Is there any update on this? There's some weird things going on with strings as well.

Note that this only fails on .net 6.0 and passes on netcoreapp3.1. It could probably have something to do with an optimization in HashSet<T> for when T == typeof(string).

var set = new HashSet<string> { "value" };
set.Contains("value").Should().BeTrue(); // pass

var cloned = set.DeepClone();
cloned.Contains("value").Should().BeTrue(); // pass

var copyOfSet = new HashSet<string>(set, set.Comparer);
copyOfSet.Contains("value").Should().BeTrue(); // pass

var copyOfCloned = new HashSet<string>(cloned, cloned.Comparer);
(copyOfCloned.ToArray()[0] == "value").Should().BeTrue(); // pass

copyOfCloned.Contains("value").Should().BeTrue(); // fail

cguedel avatar Apr 22 '22 09:04 cguedel

If I hack together a separate processing method for HashSet, where I just return new HashSet<string>(objFrom, objFrom.Comparer), this test works. so it's probably only related to strings...

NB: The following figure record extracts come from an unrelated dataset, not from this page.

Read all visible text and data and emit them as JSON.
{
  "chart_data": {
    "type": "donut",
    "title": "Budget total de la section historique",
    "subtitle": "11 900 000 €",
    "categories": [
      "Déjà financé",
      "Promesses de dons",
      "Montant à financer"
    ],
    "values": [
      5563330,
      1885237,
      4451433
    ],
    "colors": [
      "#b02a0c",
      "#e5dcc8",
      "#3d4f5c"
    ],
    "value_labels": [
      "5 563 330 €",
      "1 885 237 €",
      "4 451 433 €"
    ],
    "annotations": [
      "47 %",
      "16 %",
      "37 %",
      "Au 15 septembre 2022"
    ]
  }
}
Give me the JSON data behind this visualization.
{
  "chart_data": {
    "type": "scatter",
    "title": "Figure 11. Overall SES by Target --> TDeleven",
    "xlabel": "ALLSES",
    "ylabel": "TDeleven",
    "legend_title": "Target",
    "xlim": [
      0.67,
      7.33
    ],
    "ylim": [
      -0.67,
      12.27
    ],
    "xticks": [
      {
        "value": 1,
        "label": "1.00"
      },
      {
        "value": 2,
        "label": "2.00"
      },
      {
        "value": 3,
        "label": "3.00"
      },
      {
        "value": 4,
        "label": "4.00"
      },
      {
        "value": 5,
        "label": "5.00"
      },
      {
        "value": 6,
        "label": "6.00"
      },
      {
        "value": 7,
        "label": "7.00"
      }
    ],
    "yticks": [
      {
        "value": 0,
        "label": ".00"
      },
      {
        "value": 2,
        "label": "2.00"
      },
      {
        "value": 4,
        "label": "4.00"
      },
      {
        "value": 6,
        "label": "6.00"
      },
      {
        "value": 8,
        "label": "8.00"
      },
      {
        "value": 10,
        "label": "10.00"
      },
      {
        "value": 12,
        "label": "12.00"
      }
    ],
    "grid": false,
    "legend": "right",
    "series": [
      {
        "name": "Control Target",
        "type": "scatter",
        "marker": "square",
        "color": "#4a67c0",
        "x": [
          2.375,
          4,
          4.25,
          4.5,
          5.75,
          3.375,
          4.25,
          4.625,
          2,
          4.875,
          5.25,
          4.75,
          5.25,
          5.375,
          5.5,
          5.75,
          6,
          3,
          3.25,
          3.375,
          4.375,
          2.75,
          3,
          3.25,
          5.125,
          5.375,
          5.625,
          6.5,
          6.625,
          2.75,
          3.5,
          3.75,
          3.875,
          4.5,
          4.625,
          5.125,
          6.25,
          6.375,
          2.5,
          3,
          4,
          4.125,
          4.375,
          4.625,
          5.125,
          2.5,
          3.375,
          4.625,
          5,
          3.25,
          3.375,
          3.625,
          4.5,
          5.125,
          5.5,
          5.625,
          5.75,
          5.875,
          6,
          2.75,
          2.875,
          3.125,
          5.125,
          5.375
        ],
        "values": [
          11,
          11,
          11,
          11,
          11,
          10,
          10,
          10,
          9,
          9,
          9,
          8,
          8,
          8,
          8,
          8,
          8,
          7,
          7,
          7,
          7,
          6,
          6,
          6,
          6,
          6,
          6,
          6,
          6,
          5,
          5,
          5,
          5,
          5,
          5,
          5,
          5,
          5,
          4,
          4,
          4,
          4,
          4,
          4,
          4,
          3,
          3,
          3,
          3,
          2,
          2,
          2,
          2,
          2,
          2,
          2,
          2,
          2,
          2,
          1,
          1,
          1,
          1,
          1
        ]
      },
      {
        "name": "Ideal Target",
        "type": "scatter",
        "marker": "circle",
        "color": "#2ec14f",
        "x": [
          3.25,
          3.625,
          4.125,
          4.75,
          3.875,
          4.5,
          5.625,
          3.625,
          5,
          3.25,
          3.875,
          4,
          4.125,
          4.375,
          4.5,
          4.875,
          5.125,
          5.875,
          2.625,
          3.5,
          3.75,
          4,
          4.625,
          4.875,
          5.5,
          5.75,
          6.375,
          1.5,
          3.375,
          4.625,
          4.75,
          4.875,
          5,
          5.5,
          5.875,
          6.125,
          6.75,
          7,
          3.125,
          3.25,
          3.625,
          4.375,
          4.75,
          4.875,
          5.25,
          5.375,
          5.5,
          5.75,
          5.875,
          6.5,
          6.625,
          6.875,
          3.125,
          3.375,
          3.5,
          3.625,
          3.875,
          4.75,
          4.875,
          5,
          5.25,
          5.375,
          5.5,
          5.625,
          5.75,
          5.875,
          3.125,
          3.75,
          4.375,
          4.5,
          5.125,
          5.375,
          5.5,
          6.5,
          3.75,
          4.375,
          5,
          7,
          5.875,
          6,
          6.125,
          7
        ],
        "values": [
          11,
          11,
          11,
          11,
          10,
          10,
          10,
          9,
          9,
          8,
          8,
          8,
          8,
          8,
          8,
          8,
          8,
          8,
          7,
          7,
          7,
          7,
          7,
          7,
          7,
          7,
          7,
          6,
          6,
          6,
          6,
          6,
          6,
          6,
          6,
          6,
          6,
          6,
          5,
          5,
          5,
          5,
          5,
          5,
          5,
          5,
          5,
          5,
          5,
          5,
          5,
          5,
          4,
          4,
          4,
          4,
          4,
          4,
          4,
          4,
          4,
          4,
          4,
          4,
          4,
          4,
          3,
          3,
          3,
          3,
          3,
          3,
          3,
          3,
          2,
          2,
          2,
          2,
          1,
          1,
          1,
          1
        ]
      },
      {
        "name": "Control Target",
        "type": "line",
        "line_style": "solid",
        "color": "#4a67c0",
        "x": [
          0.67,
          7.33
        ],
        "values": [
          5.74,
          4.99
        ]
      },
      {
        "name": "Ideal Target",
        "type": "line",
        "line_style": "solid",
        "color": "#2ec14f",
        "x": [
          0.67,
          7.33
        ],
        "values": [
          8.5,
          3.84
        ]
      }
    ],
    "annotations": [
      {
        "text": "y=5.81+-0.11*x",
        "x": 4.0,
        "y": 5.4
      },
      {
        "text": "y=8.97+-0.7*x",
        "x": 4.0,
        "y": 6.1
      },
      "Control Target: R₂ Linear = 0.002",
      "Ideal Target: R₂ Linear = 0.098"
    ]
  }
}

cguedel avatar Apr 22 '22 10:04 cguedel

It's really strange, but interesting issue. When HashSet created it checks:

  1. is comparers are same (for strings it should be true, but there are lot of internal magic to create Comparer.Default) - in this case it just copies internal HashSet objects
  2. if it differs code like to new HashSet(comparer).UnionWith(source.AsEnumerable())

In both cases result should be identical. So, I'll try to reproduce problem and found a source of this issue.

force-net avatar Apr 22 '22 15:04 force-net

I found an issue and fix it (will do some more tests and will publish new version in some days). Problem only with strings (but another code can also cause similar problems). HashSet in .NET6.0 uses special comparer for strings if no specific comparer is provided. Also, it returns non-real Comparer when you ask for it (it uses NonRandomizedStringEqualityComparer but returns GenericEqualityComparer). When you create new instance of HashSet, it checks comparer == EqualityComparer<string>.Default - and it fails for cloned comparer. So, HashSet began to use GenericEqualityComparer instead of default and it produces different hash code So, it real .NET magic and it needs to be analyzed.

force-net avatar Apr 23 '22 14:04 force-net

Yeah I saw that too, not sure what's exactly going on there. Looking forward to a new release. I've tested a workaround where in the deep cloner code I detect instances of HashSet and simply use a new HashSet<string>(source, source.Comparer) to create the clone, this seems to work pretty good.